Il maresciallo Tito ebbe segreti contatti con il Vaticano, cercando di ottenere da Pio XII la revoca dell’incarico arcivescovile di Stepinac e offrendosi pure di lasciarlo espatriare, per evitare un caso politico. Ma non ci fu nulla da fare. Pacelli aveva bisogno di un martire e, probabilmente, nel suo cinismo, arrivò ad augurarsi che Belgrado condannasse a morte l’arcivescovo. Cosa che non avvenne. Anzi, per essere un traditore del suo popolo, Stepinac fu trattato perfino troppo bene: qualche anno di lavori forzati, poi domicilio coatto e morte tranquilla nel suo letto, avvenuta nel 1960, quando già Pio XII lo aveva nominato cardinale da sette anni.
Sorte completamente diversa da quella del monsignore slovacco Tiso, che fu invece impiccato dalle autorità cecoslovacche dopo la fine della guerra. Il fatto che Stepinac fosse morto nel suo letto non impedì comunque agli agiografi di definirlo come martire. Un maldestro e patetico tentativo da parte di due ebrei di origine croata dalla scarsa credibilità di far inserire inserire Stepinac nel Libro dei Giusti fu rispedito indietro dalla commissione ebraica preposta a ciò.
Nel 1998, come ulteriore atto del suo discutibile e discusso papato, Karol Wojtyla beatificò Stepinac durante il suo viaggio in Croazia, divenuta indipendente nel 1991 e all’epoca governata da un Paveliç in sedicesimo, quel Franjo Tudjiman becero nazionalista e anti-serbo. La cosa non stupisce, perché è un tratto comune della Chiesa schierarsi sempre a fianco della parte peggiore ogni volta che entra in politica.
Da notare che l’autore, dopo l’uscita di questo libro, fu fatto oggetto di insulti e minacce. Motivo ulteriore per consigliarne la lettura.

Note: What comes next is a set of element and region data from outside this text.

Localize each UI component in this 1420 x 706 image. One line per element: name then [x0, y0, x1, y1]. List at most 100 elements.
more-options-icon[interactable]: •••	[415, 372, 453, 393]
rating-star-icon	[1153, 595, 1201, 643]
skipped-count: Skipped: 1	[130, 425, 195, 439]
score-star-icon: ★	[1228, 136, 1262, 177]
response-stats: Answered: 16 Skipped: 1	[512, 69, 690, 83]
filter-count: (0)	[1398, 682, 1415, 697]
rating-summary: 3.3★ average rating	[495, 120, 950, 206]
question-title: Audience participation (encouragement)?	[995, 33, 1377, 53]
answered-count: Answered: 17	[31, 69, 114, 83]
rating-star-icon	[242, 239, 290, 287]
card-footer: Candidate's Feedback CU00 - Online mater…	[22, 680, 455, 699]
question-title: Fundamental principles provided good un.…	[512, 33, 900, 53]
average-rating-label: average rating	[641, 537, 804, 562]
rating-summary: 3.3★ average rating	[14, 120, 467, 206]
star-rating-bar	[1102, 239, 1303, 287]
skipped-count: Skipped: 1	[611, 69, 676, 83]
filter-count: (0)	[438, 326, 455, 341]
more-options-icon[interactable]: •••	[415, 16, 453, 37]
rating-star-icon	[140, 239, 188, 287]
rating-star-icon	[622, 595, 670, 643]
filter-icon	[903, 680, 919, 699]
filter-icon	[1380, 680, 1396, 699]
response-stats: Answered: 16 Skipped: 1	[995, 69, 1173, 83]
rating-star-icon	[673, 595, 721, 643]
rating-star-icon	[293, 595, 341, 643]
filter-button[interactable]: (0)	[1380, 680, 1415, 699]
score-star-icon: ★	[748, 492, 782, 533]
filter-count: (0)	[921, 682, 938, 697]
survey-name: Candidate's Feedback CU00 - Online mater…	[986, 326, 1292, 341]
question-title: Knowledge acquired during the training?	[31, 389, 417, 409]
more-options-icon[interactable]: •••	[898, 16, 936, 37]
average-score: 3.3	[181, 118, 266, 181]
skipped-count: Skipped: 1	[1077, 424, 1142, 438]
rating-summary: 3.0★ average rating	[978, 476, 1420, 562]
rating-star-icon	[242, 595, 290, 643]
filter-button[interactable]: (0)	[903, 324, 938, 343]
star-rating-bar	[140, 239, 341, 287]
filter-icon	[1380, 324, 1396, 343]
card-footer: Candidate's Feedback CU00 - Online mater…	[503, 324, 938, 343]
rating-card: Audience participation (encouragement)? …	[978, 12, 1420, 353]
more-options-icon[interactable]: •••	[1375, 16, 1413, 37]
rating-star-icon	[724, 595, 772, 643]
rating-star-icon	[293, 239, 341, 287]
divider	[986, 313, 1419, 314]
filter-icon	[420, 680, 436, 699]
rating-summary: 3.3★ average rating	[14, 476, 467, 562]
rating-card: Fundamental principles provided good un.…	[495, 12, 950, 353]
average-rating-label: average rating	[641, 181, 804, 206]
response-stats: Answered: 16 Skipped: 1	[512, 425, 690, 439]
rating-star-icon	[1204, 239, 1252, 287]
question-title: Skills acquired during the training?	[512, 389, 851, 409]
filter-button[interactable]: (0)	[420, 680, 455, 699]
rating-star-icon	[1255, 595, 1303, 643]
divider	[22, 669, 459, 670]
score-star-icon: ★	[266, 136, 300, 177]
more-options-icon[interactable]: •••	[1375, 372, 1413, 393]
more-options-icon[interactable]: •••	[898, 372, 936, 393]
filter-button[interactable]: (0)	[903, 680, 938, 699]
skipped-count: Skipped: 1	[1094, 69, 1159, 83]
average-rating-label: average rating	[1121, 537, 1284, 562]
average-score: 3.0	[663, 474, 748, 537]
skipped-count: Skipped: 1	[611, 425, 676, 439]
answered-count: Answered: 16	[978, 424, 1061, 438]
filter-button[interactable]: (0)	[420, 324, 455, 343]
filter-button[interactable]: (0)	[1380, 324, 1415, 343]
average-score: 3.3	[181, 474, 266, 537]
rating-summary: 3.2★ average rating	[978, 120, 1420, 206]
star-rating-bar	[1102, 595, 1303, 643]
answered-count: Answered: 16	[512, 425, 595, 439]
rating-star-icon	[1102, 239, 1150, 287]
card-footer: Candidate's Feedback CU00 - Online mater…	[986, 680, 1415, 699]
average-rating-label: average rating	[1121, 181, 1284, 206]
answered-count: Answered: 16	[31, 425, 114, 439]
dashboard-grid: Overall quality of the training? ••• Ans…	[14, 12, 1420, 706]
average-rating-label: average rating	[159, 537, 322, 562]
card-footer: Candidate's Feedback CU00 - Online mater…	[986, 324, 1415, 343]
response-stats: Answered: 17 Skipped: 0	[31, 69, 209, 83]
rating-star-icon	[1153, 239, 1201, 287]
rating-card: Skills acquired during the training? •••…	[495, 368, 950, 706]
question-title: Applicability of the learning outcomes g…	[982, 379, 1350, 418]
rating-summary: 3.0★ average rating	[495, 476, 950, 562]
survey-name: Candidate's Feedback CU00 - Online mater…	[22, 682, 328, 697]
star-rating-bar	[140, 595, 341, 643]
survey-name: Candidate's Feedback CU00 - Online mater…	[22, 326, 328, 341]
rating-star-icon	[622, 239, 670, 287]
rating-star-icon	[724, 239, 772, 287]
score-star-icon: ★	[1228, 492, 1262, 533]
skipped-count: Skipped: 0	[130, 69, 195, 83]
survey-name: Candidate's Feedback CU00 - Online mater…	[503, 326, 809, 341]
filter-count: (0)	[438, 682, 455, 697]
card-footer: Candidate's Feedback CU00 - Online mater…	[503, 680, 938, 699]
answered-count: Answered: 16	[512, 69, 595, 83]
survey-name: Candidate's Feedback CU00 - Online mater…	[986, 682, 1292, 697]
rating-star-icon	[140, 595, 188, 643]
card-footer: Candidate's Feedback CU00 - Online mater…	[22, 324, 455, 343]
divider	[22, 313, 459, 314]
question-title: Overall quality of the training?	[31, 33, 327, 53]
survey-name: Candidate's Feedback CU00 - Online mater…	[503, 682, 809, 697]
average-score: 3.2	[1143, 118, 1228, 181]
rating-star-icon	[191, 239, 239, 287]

Marco Aurelio Rivelli è nato a Genova nel 1935. Ha dedicato parte dei suoi studi alle vicende della Seconda Guerra Mondiale. L’opera oggetto di questa recensione non trovò, all’inizio, un editore italiano, quindi uscì in francese per L’Age d’Homme nel 1988 con il titolo di Le Génocide Occulté. Nel 1999 la Kaos lo pubblicò in italiano. Sempre per la Kaos è «Dio è con noi!». La Chiesa di Pio XII complice del nazifascismo (2002) la cui recensione è presente in questa sezione.